Facelessness an issue in this contagion

 

We’ve researched and written about the 1918 Influenza in Carson Valley and we’ve lived through the 2020-21 coronavirus outbreak.

Unlike today, there was no vaccine available for denizens of the Carson Valley in that long-ago contagion.

But in those days long before the Digital Age, there was something people had that they don’t now.

They had information about who was sick with the influenza and who had succumbed to the virus.

The Record-Courier reported every single person who died of the flu by name, because the information was easily available among the roughly 1,000 residents who lived in Carson Valley.

Everyone knew someone who caught the flu, and most of them were related in those days when it was truly Cousin Valley.
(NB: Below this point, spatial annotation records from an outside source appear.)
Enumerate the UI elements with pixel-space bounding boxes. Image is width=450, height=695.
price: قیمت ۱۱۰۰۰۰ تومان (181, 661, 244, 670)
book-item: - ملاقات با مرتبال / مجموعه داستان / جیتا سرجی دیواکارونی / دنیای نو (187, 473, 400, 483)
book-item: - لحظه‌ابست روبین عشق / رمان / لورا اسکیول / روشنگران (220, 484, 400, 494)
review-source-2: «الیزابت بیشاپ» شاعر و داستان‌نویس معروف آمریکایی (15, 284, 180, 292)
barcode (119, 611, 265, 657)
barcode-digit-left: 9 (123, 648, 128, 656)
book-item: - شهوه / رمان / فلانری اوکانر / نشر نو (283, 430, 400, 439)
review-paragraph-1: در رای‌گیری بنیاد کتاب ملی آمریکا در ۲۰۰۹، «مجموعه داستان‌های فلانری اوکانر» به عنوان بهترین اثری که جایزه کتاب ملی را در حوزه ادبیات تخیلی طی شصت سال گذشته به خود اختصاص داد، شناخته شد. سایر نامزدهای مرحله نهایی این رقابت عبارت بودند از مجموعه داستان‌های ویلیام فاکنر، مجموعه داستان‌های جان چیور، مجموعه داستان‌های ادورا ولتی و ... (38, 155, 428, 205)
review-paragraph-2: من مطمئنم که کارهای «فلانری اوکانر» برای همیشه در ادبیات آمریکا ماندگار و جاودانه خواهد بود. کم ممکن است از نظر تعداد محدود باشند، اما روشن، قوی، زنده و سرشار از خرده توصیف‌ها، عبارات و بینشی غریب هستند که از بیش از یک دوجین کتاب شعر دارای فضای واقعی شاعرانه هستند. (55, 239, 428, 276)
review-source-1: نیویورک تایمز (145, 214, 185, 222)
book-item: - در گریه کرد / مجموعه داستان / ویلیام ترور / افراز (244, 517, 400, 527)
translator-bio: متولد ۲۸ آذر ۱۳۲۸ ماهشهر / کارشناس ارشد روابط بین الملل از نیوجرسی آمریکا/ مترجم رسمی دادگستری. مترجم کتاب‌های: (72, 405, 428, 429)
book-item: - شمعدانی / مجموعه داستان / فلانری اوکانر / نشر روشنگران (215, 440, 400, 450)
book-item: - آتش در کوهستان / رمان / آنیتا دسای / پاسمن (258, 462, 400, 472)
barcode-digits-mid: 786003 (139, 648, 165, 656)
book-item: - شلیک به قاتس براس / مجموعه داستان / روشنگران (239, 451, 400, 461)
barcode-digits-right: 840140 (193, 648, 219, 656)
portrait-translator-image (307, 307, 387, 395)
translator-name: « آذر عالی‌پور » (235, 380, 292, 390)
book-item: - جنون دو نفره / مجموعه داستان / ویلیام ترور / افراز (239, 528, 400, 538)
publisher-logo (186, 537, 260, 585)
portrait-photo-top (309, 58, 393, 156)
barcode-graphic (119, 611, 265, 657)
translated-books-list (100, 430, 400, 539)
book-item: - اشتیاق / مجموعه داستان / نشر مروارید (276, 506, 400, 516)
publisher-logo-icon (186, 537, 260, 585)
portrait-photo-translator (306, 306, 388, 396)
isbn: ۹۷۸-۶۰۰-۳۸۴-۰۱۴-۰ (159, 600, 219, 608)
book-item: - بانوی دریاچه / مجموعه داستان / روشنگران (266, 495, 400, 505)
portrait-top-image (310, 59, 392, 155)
Up until the mid-1990s, a reporter could call the hospital and ask after a patient. There are some of us who remember the time when part of the public safety beat included calling the emergency room to find out if anyone was injured the previous night.

That was before the passage of the Healthcare Insurance Portability and Accountability Act in 1996 to ease the transition of employees’ insurance from one job to another.

Part of the act eventually required patients to give their permission for the release of information, which has effectively throttled reporting anything specific.

According to the U.S. Department of Health & Human Services, HIPAA’s privacy rules prevent the release of an individual’s health information for 50 years after they have shuffled off this mortal coil.

That means half the time since the last contagion would have to pass before it would become public record how a person died.

There are other sources for that information, like the obituaries people post about their loved ones.

However, most of those are placed by the family, who decides what they say.

We doubt there’ll be a significant argument on the part of most people about those rules, but we believe the coronavirus contagion’s facelessness contributes to the difficulty people have taking it seriously. A parade of numbers, no matter how shocking, is no replacement for putting a face on that human toll.